Alternatively, the Exalted Host and their divine masters allowed their baser natures to rule them once the war started turning in their favor, and so their rebellion devolved into a disgusting re-enactment of every hideous revenge fantasy they'd ever had about the former rulers of Creation. Adorjan was probably an honest mistake, but the slaughter of Ruvelia, the execution of the White Ram, the rejection of SWLIHN's offer of unquestioning servitude, the mutilation of Malfeas? It was all just a group of managerial AIs and sloppily-uplifted cavemen indulging their hateboner to the fullest possible extent, with no regard for consequence. They could have carefully pruned the Yozis' souls into something more-or-less benevolent, but they didn't want to, because the Exalted Host wanted to see the hate in their fallen foes' eyes while forcing them to take out their laundry.
Eh.
It's kind of weird to cast "an alpha strike on one of the scariest and most combat-capable of our enemies, taking it out of the war for the foreseeable future" as "an honest mistake". Yes, slaying Adrian's fetich drove her mad and created Adorjan. So fucking what? Adrian was a giant monster made out of fire and knives who rampaged at the edge of the world and moved
inwards whenever she got bored with killing faeries. Killing her fetich removed her from the board in a war that was pretty hard-fought even
without her.
Yes, the Exalted Host killed the White Ram – because, again, we're talking about the literal lynchpin of one of their enemies. You're casting the assassination of enemy general (one who, it should be noted, apparently gave the Primordials the ability to see anything they liked, anywhere) as an "execution" instead of an act of war. That this drove the All-Seeing Eye into a coma is, frankly, a bonus from a military perspective.

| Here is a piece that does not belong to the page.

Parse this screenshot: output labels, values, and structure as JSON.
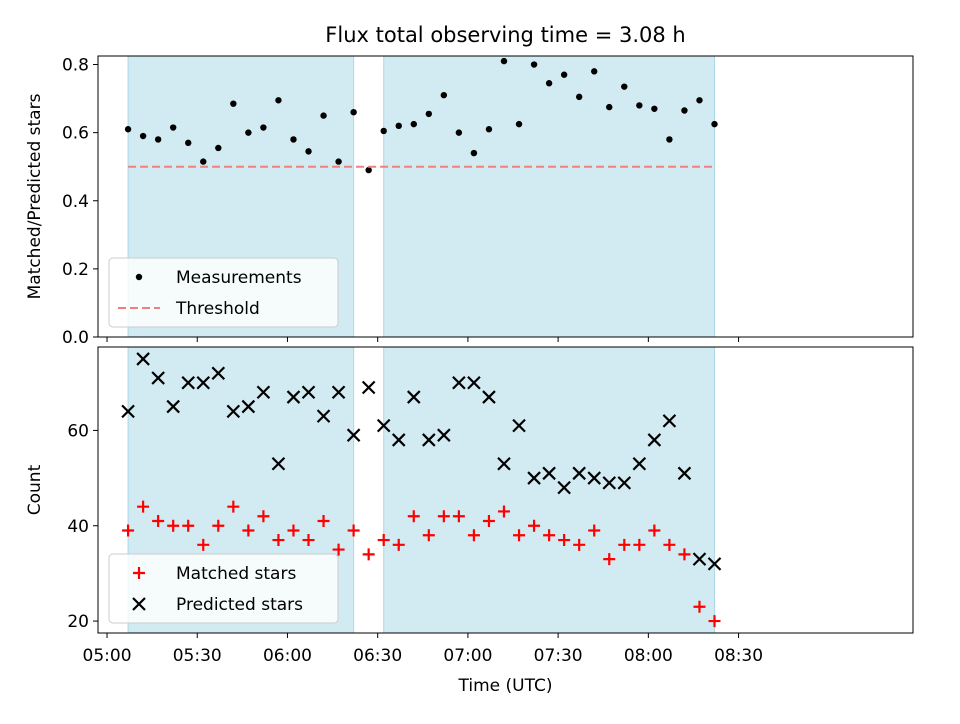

Ruvelia was a defeated enemy general. She was executed to ensure she couldn't act against the victors, and moreover to reshape Theion into a prison which could hold his siblings. The alternative would have been executing them all – which might well have been kinder, but they owed Gaia the favour. Note that "hold demons to servitude" wasn't even something the Exalted Host could
do, initially – it took Mara's offer of sorcery to give them that power.
And seriously, I can't parse rejecting She Who Lives in Her Name as anything but an act of pure "I don't want to be a robot" pragmatism, with a dash of "defectors gonna defect".
There's this trend in the fandom to cast the Primordial casualties of the war as perfect little snowflakes who were mutilated for
no raisin by the mean ol' Exalted Host, and while Malfeas' existence and subsequent exploitation was absolutely a warcrime by our standards, trying to turn the Primordial War into some kind of inverse black and white scenario whereby Cecelyne was
genuinely interested in fairness and the rule of law before the scheming Incarnae beat her up and stole her gavel is just... flat. I'm wondering where the idea that Ruvelia represented "all that was good in Malfeas" comes from, for example.